Una casa otra vez, ¿por qué siempre una caja?, no es un destino sino un viaje; un pasadizo que se ilumina de sábanas fluorescentes con las que se abrigan aparecidos personajes de una película al contrario. Las casas, descubro al describirlas, son o se desean narrativas, interminables, pues nunca se cancelan así se las haya llevado la picota del progreso que es la guadaña de la que se sirve el subdesarrollo que llevamos por dentro. Siguen siendo, a pesar, cagarrutas magníficas de pájaro que germinan floridas en donde uno menos se lo espera. Así se inventan, agrietan, descosen, decoloran, ventilan desde su más allá que es húmedo; son habitadas, visitadas, y aunque ya no existan físicamente, se gerundian, inventan, persiguiéndonos y haciéndonos faltantes de historia con minúscula.
Las casas, eso también y sobre todo, huelen, no saben a sabor; son perfume, fragancia; olfativas mucho más que visuales, auditivas u orales. No se confiesan por metros o escalones contados; no siempre, casi nunca, responden a una memoria física o petrificada, que para eso reposan las pirámides; ni siquiera cuando se las mira en una foto; son más bien lugares extraviados y exigentes que se añoran; geografías en celo que se asoman al palco del recuerdo cuando nadie las invoca o permisa. Navegantes inoportunas, se desplazan, “recónditos lugares de mi alma”, sin la autorización de Chelique Sarabia, por territorios de ceniza. Son inaudibles, nadie se pone a escuchar a una casa, y si los pianos en vida nunca han escrito sus conciertos, una casa sin intérprete es lo más parecido a un fantasma brutal y sordomudo.

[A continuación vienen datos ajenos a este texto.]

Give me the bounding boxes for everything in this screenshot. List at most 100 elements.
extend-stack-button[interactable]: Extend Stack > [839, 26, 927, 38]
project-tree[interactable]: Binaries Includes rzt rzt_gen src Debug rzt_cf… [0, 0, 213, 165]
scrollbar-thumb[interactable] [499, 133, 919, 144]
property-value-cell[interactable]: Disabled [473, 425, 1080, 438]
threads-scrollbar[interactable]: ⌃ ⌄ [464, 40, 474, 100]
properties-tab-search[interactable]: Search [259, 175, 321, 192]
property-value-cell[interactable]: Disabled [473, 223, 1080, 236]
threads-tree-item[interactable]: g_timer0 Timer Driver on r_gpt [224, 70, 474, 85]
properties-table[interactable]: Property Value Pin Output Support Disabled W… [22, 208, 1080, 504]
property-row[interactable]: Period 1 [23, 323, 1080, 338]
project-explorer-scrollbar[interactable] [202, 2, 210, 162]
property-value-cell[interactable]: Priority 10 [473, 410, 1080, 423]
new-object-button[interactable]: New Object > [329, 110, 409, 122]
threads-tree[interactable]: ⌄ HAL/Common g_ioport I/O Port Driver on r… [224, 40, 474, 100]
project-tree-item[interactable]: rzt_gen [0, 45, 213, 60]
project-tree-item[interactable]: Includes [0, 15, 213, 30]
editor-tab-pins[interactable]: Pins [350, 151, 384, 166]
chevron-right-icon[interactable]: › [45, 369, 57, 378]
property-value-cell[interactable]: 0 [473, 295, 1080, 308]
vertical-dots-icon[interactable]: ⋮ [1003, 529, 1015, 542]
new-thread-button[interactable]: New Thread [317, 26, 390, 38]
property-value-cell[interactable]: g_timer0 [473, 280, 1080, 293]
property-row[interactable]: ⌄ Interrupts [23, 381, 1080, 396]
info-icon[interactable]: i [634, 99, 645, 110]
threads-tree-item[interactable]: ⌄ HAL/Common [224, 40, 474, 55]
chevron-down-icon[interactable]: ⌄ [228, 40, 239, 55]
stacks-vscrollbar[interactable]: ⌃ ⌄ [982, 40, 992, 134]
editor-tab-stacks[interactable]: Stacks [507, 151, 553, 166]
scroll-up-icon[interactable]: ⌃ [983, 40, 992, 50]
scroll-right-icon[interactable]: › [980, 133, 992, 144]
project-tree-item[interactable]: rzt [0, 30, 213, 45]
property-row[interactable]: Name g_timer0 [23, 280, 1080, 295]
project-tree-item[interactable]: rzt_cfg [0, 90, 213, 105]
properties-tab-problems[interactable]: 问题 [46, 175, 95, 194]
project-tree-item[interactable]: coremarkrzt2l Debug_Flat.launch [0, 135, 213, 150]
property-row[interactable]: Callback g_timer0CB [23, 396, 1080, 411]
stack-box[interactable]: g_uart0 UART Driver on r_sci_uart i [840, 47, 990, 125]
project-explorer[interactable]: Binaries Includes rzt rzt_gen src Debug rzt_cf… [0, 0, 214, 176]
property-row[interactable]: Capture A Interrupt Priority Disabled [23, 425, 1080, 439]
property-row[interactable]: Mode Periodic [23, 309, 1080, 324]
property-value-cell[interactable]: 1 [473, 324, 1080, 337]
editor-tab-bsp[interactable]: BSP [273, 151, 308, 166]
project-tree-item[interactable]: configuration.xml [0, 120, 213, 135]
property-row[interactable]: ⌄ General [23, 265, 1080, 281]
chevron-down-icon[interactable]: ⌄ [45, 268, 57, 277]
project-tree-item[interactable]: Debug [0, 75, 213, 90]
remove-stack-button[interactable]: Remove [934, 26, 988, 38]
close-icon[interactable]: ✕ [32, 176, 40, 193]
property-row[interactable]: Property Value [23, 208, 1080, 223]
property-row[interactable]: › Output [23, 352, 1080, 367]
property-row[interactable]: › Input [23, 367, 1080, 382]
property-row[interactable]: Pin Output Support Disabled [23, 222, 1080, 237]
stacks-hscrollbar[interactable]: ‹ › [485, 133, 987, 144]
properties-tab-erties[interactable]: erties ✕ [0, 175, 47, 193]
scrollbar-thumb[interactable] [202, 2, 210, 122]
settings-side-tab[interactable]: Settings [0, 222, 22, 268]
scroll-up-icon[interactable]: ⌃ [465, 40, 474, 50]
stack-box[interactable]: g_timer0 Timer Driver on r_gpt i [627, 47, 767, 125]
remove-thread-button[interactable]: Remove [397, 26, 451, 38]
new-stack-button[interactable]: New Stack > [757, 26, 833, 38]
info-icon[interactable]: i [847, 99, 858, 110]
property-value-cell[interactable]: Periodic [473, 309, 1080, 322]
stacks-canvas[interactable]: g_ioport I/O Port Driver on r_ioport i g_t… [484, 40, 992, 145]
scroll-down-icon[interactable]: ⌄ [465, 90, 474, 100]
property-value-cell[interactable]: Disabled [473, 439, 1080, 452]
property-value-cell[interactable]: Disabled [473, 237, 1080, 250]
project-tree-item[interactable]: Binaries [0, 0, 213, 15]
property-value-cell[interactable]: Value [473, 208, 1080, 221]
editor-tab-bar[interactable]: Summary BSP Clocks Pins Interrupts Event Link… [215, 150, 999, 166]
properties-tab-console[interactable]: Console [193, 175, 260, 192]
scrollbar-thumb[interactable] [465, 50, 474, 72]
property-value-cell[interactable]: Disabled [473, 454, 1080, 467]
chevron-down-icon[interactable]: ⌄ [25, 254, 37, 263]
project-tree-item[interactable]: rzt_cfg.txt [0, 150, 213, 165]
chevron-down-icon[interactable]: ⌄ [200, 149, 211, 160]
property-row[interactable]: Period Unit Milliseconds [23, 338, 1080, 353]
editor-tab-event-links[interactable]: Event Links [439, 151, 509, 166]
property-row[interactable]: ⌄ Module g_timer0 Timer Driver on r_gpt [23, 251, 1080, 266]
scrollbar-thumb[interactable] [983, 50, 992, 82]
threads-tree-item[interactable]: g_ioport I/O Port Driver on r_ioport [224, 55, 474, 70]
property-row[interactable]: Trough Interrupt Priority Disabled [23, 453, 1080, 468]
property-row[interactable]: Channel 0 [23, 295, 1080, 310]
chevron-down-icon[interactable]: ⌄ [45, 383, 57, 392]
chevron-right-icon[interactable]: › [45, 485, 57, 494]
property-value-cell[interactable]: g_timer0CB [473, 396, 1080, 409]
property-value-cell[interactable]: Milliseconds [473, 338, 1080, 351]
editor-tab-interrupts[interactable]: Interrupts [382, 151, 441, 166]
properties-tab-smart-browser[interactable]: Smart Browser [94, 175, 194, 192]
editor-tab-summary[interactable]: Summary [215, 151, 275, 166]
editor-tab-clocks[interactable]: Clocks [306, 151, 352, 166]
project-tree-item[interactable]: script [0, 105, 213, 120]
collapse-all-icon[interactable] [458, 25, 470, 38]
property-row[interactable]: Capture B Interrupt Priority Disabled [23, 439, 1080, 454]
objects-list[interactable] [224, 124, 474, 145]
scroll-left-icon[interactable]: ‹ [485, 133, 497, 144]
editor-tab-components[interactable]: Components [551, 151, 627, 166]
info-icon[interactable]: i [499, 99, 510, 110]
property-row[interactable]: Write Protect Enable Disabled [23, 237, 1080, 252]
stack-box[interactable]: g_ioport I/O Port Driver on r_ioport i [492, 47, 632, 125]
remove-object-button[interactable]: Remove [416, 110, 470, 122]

Construir una casa que se llame país es la tarea más próspera y exigente que nos debemos frente a la fantasmografía a cómodos plazos a las que nos obligan por ahora. Casa por casa: allí nos encontramos. Ese es el berenjenal de país en que andamos y nos exige al máximo para dar y recibir como nunca antes en propiedad y orgullo democráticos.